Promoting the Reaction Kinetics of Li/CFx Batteries Using the Catalytic Properties of CoCuFeZnNi/CNT Composite Structures

Lithium carbon fluoride primary battery systems hold considerable promise for aerospace and deep-sea applications, yet they are limited by sluggish kinetics and low discharge plateaus. Incorporating high-conductivity materials such as carbon nanotubes is a key strategy to enhance charge migration; however, it is still difficult to use carbon nanotubes and other materials to catalyze the conversion reaction of CFx. Given this, the present work successfully fabricated a high-entropy alloy/carbon nanotube composite structure (CoCuFeZnNi/CNT) by loading a high-entropy alloy on the surface of carbon nanotubes and used it as a catalyst to effectively enhance the reaction kinetics of Li/CFx batteries. The CoCuFeZnNi/CNT catalyst exhibits a characteristic carbon nanotube structure with uniformly dispersed high-entropy alloy nanoparticles embedded within the tube walls.

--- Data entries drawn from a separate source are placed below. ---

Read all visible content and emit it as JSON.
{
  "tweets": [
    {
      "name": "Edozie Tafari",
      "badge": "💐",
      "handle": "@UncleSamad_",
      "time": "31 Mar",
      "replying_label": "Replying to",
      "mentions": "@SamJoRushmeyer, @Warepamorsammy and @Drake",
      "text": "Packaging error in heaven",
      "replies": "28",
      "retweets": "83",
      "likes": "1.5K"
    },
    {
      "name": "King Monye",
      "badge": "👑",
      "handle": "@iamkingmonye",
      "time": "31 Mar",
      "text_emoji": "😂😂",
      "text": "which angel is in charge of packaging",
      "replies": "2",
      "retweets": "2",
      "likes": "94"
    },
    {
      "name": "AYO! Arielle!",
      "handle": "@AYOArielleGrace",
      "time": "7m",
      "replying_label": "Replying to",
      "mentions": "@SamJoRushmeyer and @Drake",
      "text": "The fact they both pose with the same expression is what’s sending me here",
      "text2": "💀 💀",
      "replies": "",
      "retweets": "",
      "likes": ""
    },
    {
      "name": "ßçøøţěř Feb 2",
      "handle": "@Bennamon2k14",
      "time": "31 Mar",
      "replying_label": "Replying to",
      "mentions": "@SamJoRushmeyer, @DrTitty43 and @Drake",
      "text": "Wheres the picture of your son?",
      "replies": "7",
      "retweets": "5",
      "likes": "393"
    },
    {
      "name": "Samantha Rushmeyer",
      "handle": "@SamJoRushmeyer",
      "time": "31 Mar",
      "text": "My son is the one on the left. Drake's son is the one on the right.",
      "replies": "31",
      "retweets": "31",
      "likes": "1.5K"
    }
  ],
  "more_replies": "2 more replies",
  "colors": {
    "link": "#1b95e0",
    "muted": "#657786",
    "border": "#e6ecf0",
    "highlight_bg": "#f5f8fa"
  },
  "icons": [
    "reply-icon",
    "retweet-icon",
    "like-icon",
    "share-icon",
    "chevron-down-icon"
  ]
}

Its synergistic effect enhances the kinetic performance of the Li/CFx batteries. At 0.1 C, the specific capacity reaches 1113.6 mAh g–1, and the discharge voltage plateau is 2.455 V. Further analysis confirms that CoCuFeZnNi/CNT effectively accelerates the CFx conversion kinetics, facilitating rapid and uniform lithium fluoride nucleation and growth within the electrode structure. This provides a critical kinetic basis for maximizing the discharge capacity of CFx in a Li/CFx system. This research offers material solutions and theoretical support for the development of high-performance Li/CFx batteries.